Group assignment rule
As a Nova administrator, you have the ability to automatically assign group management delegation based on properties of the group or group owner. This allows you to delegate responsibilities to localized IT support without granting them excessive access to your tenant(s).
To automate group management delegation:
1.From the Nova dashboard, go to Manage Administration, then Tenants.
2.Click on the ellipsis next to your desired tenant, and click New.
3.Click Add under Group Assignment Rule.
From here, provide your required group and/or properties, then save your organizational unit with this group assignment rule. View the image below for an example.
You can enable or disable OU rules for each user by selecting the user from your chosen tenant, then selecting Evaluate OU Rules, then either enabling or disabling these rules.
Authorization policies
The Delegation and Policy Control (DPC) feature allows administrators to authorize rights and responsibilities to other users within their organization.
Creating and modifying authorization policies
Nova facilitates Role-Based Access Control (RBAC). That means you use it to grant permission for someone to do something, against something. For example, an administrator might grant permission for people to access a certain application. Or, an office manager might grant access for others in the office to use certain resources.
A Nova administrator configures authorization policies to specify who can perform certain actions within a tenant, and the conditions associated with those actions.
There are four pieces to an authorization policy:
·Tenant: Authorization policy is applied to a certain tenant. For example, North America.
·Delegate: The person to which rights are granted. They can do something with the tenant. For example, VP of Operations.
·Action: The activity the person can perform. For example, update user.
·Conditions of the action: Any conditions related to the delegate performing the action. For example, when the VP of Operations updates a user's information, you can specify whether they can see/update all of the user's attributes or only some of them.

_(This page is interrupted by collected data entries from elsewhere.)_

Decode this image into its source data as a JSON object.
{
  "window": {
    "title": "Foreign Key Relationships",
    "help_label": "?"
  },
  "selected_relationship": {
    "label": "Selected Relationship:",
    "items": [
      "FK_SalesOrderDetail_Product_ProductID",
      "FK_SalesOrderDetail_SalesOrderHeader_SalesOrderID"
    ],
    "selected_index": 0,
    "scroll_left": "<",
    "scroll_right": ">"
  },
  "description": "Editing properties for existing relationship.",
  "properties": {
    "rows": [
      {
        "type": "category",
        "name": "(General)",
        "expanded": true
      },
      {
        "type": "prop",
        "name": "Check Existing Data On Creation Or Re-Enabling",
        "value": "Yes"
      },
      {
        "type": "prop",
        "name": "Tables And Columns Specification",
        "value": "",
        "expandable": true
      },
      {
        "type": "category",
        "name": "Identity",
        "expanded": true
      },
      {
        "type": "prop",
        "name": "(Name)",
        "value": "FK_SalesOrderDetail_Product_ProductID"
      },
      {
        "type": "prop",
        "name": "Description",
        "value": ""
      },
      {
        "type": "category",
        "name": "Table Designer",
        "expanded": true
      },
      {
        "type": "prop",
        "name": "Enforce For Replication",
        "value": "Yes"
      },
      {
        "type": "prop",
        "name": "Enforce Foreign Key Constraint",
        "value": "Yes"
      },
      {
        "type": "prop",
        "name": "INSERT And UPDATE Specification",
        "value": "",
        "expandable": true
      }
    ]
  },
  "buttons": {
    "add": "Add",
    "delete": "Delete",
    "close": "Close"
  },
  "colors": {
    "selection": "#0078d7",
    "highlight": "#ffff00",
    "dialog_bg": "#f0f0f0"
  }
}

When an authorization policy grants someone rights to perform a certain action, that person logs in to Nova to perform the action.
For example, a manager can perform certain actions (like setting out of office messages and granting access to SharePoint resources) to the users on their team. The manager uses single sign-on (via their Microsoft Entra ID credentials) to log in to Nova and perform the actions. Actions performed by the manager are pushed to other applications (for example, Exchange Online). It is important to note the manager's Nova instance only shows options that are relevant to the activities they can perform in the application.
A video overview of authorization policies can be seen here.
Setting up a new authorization policy
Follow the steps below to create an authorization policy.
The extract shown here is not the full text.